Jika ditelusuri lebih jauh, pemberian remisi terhadap narapidana korupsi sebelumnya telah dipersulit melalui Peraturan Pemerintah No. 99 Tahun 2012 tentang Perubahan Kedua Atas Peraturan Pemerintah No.32 Tahun 1999 tentang Syarat dan Tata Cara Pelaksanaan Hak Warga Binaan Pemasyarakatan. 

Dalam PP itu ditegaskan setiap narapidana berhak untuk mendapatkan pengurangan hukuman (remisi) apabila telah memenuhi syarat yang diatur dalam Pasal 34 yakni berkelakuan baik dan telah menjalani masa pidana lebih dari 6 (enam) bulan. Khusus untuk narapidana korupsi juga harus memenuhi Pasal 34A ayat (1) huruf a dan b PP No. 99 Tahun 2012.

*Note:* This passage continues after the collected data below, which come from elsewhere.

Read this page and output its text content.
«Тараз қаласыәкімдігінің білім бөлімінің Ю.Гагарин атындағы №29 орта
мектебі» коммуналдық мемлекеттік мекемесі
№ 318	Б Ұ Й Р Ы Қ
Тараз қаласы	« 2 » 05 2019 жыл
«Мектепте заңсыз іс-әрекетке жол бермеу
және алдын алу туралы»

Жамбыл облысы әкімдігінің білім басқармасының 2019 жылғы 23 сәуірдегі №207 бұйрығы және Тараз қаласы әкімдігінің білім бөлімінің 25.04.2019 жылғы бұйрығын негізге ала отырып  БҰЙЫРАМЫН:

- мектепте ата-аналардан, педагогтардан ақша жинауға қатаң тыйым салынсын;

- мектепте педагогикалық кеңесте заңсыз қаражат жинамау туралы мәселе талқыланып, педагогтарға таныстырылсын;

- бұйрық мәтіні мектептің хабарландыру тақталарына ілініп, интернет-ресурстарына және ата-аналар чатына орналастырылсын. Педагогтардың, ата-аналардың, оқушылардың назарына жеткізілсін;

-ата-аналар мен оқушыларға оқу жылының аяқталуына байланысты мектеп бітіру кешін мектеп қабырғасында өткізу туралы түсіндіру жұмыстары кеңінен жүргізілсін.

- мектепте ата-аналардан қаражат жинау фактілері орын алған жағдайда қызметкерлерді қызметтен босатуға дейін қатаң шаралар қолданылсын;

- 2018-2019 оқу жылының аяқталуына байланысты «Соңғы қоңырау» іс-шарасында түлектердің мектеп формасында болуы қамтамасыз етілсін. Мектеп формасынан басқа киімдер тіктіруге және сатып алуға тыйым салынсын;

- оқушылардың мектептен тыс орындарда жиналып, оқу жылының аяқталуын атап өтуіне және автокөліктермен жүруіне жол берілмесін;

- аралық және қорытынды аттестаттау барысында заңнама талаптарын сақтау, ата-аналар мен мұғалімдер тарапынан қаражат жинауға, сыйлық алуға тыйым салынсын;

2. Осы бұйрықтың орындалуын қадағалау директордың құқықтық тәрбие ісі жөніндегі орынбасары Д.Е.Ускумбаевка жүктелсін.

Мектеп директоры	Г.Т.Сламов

Yaitu bersedia bekerjasama dengan penegak hukum untuk membantu membongkar perkara tindak pidana yang dilakukannya dan telah membayar lunas denda dan uang pengganti sesuai dengan putusan pengadilan untuk narapidana yang dipidana karena melakukan tindak pidana korupsi. Apabila syarat-syarat tersebut sudah terpenuhi maka barulah narapidana korupsi bisa mendapatkan remisi.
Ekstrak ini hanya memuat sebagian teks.